California's Highway 154 slices through the Santa Ynez Valley and Mountains, follows a former stagecoach route south through a national forest, then switchbacks down to sea level, depositing you directly in Santa Barbara. Savor the detour, stopping along the way for picnics, pinot, and people-watching.
Los Alamos may sit at the northwest edge of the Santa Ynez Valley, the central California wine region made famous by the movie Sideways, but one of the town's biggest draws is actually a craft beer wonderland. Babi's Beer Emporium is a cheeky bar and bottle shop stocking up to 60 hard-to-find brands and pouring six more on tap, all of which can be paired with light bites such as tacos with homemade tortillas. The whole place is decked out country dollhouse–style, with blue trim and vintage signs. The tiny town has recently become an unexpected culinary hub, thanks to Bob's Well Bread Bakery, which draws devotees in with its flaky chocolate croissants.
Los Olivos is a postcard-perfect western town, its strollable main drag, Grand Avenue, lined with shops, farm stands, and tasting rooms housed in California bungalows. A row of white Adirondack chairs beckons outside Los Olivos General Store, where the Larner family sells its wine along with other wine-related goods such as cork sunglasses and wine soaps. A vintage gas pump out front pays tribute to the building's former life as a garage. Down the road, farm stand Global Gardens invites a different sort of sampling at its walk-up olive oil and balsamic vinegar tasting bar.
The Wild West town Santa Ynez may be rigged with hitching posts, weathered facades, and folks sporting ten-gallon hats, but sleek S.Y. Kitchen feels decidedly modern. Diners arrive early to tuck into rustic Italian dishes such as wild mushroom pappardelle, either inside the spruced-up farmhouse or on its cozy porch. Around the corner, the Lucky Hen Larder makes a tasty pit stop for those just passing through, serving gourmet box lunches complete with house-made pickles and seasonal nut brittle. Prefer to build your own picnic? The market has you covered, with Santa Ynez jams, cheeses, breads, and olive oils.

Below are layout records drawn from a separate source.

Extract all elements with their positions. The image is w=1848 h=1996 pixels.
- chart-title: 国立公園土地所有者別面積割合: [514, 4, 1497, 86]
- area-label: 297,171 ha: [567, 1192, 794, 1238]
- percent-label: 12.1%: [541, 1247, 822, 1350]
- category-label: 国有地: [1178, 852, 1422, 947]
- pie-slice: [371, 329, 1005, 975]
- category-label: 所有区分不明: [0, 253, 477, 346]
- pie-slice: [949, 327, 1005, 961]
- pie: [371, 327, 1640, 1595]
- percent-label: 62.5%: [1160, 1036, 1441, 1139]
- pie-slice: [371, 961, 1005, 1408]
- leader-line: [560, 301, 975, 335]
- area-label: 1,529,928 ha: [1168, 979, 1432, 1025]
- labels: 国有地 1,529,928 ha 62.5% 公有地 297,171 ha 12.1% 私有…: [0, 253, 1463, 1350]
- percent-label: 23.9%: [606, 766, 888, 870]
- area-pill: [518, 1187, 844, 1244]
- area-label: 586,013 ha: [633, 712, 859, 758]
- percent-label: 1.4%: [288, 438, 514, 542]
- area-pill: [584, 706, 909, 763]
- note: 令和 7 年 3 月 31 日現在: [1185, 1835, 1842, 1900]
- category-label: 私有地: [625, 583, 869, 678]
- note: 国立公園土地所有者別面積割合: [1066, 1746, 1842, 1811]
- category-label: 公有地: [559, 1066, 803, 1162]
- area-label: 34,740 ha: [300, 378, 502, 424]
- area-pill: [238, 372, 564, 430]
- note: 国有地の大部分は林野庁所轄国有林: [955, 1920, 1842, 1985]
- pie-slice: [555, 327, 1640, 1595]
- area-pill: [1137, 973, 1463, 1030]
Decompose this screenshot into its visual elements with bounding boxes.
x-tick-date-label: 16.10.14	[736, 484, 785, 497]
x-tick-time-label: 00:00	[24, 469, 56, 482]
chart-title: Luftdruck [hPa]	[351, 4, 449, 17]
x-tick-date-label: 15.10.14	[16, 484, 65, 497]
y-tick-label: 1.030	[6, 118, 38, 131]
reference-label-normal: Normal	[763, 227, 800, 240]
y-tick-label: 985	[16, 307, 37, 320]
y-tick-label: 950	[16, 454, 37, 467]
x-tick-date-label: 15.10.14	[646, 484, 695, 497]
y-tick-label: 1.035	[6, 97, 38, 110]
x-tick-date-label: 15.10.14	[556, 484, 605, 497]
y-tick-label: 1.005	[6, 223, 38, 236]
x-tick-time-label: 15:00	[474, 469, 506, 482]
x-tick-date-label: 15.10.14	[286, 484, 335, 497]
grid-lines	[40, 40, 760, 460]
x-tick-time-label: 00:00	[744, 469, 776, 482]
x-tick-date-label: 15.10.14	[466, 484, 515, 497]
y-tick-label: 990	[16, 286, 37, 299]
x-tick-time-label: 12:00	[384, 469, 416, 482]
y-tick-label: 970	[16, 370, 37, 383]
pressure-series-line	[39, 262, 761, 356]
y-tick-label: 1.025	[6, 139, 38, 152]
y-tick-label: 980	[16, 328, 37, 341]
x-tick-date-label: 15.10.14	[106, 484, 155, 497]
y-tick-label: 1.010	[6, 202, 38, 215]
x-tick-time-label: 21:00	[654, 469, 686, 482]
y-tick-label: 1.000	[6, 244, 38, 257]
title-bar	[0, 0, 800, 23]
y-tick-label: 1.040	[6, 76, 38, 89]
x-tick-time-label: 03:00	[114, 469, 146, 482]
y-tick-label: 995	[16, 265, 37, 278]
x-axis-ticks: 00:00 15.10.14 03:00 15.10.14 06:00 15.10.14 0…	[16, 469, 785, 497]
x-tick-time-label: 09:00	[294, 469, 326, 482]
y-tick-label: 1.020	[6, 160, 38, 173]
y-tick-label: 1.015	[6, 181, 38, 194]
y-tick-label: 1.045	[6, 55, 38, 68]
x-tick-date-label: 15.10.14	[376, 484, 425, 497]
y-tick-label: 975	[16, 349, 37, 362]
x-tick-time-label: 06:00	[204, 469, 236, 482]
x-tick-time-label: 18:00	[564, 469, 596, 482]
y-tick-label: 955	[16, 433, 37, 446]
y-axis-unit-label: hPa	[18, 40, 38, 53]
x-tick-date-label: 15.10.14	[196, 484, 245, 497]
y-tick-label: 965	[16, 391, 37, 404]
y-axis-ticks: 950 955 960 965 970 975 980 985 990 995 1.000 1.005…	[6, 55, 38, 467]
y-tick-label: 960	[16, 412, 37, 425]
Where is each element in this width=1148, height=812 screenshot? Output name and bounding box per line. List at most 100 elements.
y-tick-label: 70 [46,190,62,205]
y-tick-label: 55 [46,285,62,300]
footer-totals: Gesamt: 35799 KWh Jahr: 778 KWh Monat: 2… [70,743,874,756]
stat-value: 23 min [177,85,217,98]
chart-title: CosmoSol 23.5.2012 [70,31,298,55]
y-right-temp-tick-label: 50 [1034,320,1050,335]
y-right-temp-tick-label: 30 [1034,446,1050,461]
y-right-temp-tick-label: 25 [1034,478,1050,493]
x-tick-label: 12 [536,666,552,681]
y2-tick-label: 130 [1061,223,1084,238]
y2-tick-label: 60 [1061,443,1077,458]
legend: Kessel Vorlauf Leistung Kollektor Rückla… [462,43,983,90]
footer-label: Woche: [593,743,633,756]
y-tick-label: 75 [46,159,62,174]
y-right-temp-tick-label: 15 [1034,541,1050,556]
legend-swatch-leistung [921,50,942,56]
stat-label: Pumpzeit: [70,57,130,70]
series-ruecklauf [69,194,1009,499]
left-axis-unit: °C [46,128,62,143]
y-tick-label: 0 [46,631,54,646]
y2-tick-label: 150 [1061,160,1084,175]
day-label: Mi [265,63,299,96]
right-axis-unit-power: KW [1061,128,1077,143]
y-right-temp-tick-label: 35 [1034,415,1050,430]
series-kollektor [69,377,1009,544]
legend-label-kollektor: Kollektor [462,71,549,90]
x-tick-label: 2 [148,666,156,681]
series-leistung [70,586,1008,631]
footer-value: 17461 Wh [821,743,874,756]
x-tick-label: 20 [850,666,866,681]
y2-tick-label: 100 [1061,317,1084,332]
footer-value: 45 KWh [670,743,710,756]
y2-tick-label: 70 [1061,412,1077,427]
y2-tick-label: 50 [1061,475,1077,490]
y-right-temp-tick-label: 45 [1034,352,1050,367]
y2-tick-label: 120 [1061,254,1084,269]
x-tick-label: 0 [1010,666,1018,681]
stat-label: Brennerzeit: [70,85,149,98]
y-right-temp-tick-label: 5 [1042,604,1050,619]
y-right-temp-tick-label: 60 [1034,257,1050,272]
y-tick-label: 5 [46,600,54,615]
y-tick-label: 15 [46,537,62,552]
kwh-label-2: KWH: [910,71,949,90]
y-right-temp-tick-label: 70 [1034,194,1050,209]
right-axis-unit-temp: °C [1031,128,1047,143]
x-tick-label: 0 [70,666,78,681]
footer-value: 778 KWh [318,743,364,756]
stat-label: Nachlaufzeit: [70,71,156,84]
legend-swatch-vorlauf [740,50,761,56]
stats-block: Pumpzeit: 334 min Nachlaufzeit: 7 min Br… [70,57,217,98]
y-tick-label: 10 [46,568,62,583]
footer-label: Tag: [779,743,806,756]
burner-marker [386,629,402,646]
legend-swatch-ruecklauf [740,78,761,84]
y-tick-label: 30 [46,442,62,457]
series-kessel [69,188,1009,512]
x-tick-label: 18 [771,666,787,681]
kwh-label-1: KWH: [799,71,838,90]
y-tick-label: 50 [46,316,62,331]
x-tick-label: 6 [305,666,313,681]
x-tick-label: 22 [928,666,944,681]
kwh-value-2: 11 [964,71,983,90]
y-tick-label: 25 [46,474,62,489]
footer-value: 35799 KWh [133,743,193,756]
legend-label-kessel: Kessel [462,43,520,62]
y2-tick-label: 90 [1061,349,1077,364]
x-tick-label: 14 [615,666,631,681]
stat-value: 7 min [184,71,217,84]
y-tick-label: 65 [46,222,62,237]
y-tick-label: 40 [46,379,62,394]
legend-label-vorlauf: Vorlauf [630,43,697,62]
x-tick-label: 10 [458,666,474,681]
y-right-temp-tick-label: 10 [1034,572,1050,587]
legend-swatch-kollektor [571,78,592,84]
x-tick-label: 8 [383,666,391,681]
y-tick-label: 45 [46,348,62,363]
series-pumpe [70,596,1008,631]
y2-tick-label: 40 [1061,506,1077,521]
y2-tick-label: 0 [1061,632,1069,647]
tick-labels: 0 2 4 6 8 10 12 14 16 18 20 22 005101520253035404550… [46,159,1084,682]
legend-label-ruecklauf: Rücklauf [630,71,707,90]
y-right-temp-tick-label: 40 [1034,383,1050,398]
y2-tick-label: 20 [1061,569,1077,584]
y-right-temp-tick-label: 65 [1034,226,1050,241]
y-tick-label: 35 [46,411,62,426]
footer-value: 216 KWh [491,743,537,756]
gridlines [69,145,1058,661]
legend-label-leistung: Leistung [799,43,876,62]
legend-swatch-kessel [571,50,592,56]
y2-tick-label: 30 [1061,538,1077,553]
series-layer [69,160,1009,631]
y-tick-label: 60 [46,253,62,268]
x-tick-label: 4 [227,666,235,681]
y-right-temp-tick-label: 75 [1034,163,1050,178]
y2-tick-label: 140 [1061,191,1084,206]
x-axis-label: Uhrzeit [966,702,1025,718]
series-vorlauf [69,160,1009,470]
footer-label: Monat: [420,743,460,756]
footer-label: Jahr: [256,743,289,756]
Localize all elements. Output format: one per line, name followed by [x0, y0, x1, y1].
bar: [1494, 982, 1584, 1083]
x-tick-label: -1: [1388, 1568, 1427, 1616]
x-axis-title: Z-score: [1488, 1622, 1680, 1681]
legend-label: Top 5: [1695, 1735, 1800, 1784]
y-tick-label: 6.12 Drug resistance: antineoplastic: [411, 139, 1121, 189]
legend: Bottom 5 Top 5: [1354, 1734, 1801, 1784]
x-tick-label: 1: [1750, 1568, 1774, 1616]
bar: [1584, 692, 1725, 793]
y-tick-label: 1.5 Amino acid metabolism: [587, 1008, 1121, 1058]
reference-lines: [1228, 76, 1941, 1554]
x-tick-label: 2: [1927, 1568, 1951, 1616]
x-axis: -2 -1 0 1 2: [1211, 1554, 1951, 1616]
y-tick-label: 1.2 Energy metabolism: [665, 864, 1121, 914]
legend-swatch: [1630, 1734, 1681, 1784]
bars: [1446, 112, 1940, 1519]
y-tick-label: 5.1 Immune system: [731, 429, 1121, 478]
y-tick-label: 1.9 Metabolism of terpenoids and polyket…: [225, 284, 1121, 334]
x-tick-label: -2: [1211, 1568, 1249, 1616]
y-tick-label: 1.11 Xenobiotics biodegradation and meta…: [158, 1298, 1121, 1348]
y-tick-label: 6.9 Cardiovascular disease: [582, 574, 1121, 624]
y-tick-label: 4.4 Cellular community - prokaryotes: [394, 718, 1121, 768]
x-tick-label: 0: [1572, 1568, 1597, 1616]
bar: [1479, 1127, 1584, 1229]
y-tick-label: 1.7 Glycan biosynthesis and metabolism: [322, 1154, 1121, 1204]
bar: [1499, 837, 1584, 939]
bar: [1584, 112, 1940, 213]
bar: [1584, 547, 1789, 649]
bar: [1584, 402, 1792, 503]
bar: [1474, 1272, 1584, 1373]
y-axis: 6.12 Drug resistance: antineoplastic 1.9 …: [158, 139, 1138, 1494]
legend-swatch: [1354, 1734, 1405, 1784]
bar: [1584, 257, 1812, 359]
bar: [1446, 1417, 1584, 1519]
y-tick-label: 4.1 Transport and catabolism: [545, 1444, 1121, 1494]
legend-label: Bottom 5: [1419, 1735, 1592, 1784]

Continue along Highway 154 and toward the Santa Ynez Mountains for a visit to Los Padres National Forest, a 3,000-square-mile wildland of pines, firs, and redwoods. The easily accessible Falls Day Use Picnic Area is the kind of spot dreams are made on: framed by fragrant oaks, sheltered by vertiginous sandstone cliffs, next to a cool emerald-green river that's just right for a post-lunch dip. Or stretch your legs on 3.75-mile Aliso Loop Trail, a shady ridge hike with views of the Santa Ynez River.
What to do in Santa Barbara? It might feel counter-intuitive to head to the industrial Funk Zone, but go anyway. The burgeoning creative hood is packed with inspiration. Take for example GraySpace, an indoor-outdoor gallery where bonsai and cacti stand alongside sculptures and canvases. A few blocks away sits Moxi, the Wolf Museum of Exploration and Innovation. The new hands-on museum invites the insatiably curious to come play, with exhibits that allow you to analyze guitar riffs, build prototype marble roller coasters, and mix colored light. And should you need refreshment, a bevy of neighborhood tasting rooms await. At the Valley Project, you can sip varietals from a selection of Santa Barbara vineyards and trace your wine's origin on the beautiful chalkboard wall map.